Tuesday, January 27, 2009

The Brain, the Mind, and Metaphysics


To suggest that somehow the mind is independent of the organ that gives it its existence is nonsense.

In the January-February newsletter from the Center for Naturalism, the case is made for the rise of physicalism, the doctrine"calling into question the notion that we need appeal to anything beyond or above the brain and body – an immaterial soul, for instance – to explain behavior and experience, whether normal or abnormal. [ ]

"This isn’t to say that physicalist explanations are anywhere near complete," the newsletter goes on, "nor does it conclusively disprove the existence of the soul or some other immaterial aspect of ourselves – nothing could do that.
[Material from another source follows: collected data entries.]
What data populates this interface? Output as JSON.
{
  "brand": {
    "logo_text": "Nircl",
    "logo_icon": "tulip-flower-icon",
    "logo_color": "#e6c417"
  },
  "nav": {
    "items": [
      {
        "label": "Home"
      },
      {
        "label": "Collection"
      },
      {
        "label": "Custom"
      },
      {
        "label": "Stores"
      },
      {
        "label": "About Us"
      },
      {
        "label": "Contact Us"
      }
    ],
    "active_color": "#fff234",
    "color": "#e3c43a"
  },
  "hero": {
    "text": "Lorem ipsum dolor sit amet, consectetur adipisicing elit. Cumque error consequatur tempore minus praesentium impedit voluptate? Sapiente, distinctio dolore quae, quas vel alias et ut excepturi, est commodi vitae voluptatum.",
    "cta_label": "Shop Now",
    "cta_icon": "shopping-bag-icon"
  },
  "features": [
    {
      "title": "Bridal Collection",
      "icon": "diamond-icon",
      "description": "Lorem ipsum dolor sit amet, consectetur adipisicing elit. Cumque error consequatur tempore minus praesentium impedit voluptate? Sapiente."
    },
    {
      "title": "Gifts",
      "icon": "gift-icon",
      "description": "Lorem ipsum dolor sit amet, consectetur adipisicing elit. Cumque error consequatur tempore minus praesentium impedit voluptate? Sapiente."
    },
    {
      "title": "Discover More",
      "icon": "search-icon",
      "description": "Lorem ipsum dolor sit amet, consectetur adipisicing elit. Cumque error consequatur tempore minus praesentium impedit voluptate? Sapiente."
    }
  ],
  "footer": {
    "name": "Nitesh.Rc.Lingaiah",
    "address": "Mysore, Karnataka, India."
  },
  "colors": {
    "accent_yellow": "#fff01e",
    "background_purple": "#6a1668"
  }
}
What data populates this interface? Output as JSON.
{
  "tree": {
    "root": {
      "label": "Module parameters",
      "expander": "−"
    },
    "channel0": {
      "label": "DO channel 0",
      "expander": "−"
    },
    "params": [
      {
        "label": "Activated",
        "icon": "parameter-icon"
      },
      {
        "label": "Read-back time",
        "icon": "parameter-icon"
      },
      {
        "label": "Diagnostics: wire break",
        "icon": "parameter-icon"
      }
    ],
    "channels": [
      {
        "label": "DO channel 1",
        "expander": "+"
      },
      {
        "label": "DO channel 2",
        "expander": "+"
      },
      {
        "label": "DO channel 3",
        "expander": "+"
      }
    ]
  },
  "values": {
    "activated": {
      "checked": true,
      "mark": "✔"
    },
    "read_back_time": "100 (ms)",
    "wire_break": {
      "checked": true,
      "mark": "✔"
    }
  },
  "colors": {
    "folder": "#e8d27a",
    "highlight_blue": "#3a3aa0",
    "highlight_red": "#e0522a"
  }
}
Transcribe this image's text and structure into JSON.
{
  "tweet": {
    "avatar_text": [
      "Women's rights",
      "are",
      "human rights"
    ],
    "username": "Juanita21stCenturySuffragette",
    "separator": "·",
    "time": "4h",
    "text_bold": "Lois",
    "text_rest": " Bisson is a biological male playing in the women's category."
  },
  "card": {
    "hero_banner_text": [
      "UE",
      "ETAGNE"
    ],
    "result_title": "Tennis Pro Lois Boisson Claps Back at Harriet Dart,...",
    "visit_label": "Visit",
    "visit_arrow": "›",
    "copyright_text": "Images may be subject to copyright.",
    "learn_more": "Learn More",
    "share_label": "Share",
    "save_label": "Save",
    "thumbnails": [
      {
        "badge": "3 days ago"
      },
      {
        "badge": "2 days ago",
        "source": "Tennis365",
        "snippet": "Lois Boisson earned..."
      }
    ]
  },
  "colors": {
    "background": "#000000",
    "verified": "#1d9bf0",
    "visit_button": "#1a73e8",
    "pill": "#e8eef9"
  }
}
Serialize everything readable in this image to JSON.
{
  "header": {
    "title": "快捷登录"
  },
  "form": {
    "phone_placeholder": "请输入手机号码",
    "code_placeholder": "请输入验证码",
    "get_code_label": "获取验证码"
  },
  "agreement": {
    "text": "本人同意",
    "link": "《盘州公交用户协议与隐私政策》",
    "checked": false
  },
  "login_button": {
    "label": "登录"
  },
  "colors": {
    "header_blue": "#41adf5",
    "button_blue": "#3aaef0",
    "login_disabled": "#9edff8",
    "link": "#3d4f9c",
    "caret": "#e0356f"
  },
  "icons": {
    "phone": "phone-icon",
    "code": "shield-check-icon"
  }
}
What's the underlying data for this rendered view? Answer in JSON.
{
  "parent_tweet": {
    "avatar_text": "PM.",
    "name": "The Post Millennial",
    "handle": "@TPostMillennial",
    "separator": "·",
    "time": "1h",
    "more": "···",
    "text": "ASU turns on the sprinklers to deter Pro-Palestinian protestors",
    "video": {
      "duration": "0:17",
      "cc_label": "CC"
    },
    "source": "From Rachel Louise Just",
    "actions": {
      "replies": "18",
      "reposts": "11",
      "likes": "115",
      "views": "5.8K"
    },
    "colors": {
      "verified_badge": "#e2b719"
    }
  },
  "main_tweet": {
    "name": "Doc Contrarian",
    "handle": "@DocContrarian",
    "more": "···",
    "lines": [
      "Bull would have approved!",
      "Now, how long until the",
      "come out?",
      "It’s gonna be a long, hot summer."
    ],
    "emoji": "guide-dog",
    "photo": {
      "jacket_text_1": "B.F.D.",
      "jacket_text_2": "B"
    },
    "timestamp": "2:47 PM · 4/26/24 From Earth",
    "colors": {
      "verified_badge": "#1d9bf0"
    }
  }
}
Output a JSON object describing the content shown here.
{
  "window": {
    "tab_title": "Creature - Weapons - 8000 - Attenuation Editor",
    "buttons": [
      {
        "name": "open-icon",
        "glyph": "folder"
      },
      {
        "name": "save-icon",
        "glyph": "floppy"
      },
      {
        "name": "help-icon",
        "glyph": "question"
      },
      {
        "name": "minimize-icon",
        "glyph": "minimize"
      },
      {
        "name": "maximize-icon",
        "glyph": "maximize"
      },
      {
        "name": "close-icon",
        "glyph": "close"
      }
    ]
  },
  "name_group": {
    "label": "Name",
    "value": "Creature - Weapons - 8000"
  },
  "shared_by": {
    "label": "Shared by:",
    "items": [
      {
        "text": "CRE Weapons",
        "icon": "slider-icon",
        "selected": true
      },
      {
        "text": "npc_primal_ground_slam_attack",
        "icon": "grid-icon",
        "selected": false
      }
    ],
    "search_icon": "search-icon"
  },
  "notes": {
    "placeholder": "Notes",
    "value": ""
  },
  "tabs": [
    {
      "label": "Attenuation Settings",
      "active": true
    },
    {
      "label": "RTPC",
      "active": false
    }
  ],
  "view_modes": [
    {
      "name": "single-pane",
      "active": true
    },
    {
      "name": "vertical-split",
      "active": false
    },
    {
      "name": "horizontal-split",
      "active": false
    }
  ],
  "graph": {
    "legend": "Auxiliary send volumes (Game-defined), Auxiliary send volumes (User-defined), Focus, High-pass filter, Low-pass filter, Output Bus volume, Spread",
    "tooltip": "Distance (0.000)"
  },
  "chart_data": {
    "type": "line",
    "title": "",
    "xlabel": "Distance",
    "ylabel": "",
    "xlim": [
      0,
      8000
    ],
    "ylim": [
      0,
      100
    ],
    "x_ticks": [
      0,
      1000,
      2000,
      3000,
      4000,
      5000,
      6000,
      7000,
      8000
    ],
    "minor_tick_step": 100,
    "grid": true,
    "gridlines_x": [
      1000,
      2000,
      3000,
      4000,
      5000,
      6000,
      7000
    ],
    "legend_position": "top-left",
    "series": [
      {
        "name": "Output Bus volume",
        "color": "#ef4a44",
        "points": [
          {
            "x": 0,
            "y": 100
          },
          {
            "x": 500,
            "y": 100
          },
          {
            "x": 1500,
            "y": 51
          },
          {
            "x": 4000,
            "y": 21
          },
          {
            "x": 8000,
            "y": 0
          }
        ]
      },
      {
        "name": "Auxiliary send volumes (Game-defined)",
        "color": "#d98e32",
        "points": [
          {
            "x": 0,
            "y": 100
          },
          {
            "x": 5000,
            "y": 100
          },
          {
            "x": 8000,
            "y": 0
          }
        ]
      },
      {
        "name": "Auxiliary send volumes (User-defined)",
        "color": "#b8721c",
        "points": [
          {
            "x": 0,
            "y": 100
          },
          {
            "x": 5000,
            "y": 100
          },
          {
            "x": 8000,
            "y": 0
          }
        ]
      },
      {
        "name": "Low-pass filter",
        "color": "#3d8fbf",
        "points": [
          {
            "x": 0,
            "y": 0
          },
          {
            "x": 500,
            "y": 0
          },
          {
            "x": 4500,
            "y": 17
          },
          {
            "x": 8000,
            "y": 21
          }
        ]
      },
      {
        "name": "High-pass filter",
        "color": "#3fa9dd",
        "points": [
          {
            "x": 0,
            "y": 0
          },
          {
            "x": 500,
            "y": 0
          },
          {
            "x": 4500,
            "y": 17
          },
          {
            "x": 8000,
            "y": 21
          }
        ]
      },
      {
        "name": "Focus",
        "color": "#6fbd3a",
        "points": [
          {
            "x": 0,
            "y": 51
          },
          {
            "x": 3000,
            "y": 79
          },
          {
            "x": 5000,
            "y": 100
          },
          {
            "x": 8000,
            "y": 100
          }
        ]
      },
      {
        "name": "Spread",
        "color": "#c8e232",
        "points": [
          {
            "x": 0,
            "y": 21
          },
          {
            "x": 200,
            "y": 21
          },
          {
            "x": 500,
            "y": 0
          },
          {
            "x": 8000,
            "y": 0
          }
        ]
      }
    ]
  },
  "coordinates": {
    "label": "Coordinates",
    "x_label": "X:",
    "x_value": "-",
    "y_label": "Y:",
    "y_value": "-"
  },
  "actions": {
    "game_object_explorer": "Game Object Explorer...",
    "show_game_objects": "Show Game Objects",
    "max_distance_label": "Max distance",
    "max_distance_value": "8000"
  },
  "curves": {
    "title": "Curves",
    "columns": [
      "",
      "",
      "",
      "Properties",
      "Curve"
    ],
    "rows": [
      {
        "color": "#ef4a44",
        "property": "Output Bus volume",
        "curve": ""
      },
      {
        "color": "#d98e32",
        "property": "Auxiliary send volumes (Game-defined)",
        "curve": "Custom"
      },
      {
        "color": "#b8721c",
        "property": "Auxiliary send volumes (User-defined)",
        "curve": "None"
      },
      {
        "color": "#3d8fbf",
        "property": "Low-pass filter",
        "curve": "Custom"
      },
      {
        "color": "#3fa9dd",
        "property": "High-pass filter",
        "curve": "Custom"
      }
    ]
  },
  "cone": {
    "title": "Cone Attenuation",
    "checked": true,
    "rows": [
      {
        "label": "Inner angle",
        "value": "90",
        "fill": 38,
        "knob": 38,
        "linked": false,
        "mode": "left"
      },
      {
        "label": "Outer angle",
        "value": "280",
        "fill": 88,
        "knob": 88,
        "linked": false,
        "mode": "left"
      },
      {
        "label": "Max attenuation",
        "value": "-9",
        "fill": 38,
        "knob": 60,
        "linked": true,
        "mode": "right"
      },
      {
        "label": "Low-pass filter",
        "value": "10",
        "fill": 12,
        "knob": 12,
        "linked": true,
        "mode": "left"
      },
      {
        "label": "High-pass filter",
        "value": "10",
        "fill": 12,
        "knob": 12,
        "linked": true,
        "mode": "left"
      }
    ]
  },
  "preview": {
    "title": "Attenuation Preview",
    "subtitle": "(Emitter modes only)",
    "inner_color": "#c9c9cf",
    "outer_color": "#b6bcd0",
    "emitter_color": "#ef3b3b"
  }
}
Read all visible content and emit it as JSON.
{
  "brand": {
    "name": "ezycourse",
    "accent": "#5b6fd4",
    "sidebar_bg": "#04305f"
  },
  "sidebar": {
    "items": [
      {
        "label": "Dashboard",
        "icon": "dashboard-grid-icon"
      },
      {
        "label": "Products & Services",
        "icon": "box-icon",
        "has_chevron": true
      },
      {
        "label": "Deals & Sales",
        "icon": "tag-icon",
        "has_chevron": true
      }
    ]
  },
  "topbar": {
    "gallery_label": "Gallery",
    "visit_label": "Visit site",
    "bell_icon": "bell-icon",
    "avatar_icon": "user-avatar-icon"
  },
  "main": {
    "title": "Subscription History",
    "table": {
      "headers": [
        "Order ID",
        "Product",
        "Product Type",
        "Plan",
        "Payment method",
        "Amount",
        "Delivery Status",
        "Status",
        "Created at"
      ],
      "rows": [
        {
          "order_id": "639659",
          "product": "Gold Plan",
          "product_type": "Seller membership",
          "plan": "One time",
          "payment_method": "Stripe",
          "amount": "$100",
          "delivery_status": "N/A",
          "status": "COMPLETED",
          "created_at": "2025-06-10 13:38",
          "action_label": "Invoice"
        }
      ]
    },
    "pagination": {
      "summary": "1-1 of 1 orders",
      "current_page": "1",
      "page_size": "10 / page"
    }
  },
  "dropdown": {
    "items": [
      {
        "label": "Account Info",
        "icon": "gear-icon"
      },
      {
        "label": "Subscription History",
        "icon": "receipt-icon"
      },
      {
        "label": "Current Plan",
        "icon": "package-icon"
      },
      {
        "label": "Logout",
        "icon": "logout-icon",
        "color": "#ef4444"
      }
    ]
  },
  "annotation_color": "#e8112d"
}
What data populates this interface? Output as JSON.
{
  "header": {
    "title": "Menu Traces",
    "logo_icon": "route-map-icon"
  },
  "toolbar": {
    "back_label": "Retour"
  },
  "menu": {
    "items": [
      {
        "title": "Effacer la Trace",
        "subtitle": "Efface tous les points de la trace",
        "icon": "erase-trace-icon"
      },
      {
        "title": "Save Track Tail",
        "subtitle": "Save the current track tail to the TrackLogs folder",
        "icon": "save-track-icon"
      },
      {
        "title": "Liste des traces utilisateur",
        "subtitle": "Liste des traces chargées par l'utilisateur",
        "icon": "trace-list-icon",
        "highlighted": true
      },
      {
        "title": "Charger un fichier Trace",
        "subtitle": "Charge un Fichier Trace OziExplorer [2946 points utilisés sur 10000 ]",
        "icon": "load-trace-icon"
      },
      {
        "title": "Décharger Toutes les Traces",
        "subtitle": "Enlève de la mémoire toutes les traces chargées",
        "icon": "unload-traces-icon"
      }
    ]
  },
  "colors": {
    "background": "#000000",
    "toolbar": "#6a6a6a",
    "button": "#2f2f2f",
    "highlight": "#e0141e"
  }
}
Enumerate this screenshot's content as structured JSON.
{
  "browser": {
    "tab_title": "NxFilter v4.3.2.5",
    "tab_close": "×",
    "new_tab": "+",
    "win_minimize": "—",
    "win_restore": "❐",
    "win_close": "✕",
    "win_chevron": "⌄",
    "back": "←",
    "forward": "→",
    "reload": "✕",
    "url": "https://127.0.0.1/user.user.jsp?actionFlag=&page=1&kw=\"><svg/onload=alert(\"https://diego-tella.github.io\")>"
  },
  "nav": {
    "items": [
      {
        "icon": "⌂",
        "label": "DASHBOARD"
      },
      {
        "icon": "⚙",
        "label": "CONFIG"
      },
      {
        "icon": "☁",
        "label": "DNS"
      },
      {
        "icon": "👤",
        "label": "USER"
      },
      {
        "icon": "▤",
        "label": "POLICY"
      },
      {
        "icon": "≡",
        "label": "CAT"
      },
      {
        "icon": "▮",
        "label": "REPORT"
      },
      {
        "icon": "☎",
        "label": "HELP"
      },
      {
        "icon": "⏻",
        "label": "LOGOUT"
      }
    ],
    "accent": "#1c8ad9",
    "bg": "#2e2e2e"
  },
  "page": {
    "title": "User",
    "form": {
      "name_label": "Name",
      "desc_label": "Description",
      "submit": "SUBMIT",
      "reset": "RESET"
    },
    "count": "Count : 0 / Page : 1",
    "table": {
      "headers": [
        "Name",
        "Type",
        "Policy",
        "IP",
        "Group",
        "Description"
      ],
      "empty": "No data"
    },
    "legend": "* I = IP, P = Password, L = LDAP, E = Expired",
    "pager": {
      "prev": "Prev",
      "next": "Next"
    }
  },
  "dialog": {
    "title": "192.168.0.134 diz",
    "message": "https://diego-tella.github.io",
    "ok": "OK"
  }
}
But it is to say that as physicalism makes headway, the dualist hypothesis that the mind is categorically independent of the brain in some respect has less and less going for it."

Inherent in scientific naturalism, that form of naturalism that seems to be prevalent in today's moral marketplace, is the idea that others somehow believe the mind is independent of the brain.

I wish to set something straight here and now: the mind is a process of the brain, just as digestion is a process of the bowels. Without the bowels there would be no ability to digest. Without the brain there would be no ability to have a mind.

No one disputes the scientific idea that neurons firing in the brain, that chemicals and electricity must be active in the brain, that synapses must be created, and that other processes must be in effect for the mind to work properly, or to work at all.

To suggest that somehow the mind is independent of the organ that gives it its existence is nonsense. But when scientism suggests that the organ and its functions were "once considered categorically immaterial mental phenomena [but] are now shown to have a material basis in the nervous system," a straw man is being set up.

Scientific naturalism loves that straw man. They use it against the immaterialism of the soul.

The sum of the parts is greater than the parts alone. Ink, paper, and glue alone do not make a postage stamp. But the idea that when properly put together those things are not an immaterial metaphysical phenomena is wrong.

A postage stamp, or anything else that is metaphysical and therefore greater than the sum of its parts, is definitively immaterial. The material is the ink, paper, and glue. The immaterial is the "idea" that when properly put together those things can create a postage stamp. Ideas are immaterial.

Yet no one disputes that a postage stamp is made of material. Objectively, however, a "stamp" is immaterial when it is considered to be the idea of an object made legal only by the production and acceptance of its existence by the proper authority.

No such stamp ever has to be produced. A stamp not produced yet definable is metaphysical, not physical. What is metaphysical is immaterial.

The mind is the metaphysical description of the events of the brain which, when analyzed, are greater than the sum of the physical parts that make it.

The "idea" of a light bulb, for instance, or of that postage stamp, is greater than the forces which create the synapse. It takes the metaphysical mind to put concepts together in the proper order in order to make sense of existence, to create stamps and light bulbs and space shuttles. It isn't the physical workings of the brain that do that. It is the mental workings of the mind, which of course do not and cannot exist without the brain, any more than sight can exist without the eyes.

But the recognition that what the eyes see is a tree or a bird or a newborn human being is greater than the sight unrecognized.

The "notion that we need appeal to anything beyond or above the brain and body" is not the straw man scientific naturalism makes it out to be.

Instead, it is a notion that metaphysical naturalism takes for granted, because metaphysical existence is properly a matter of the mind, not of the brain.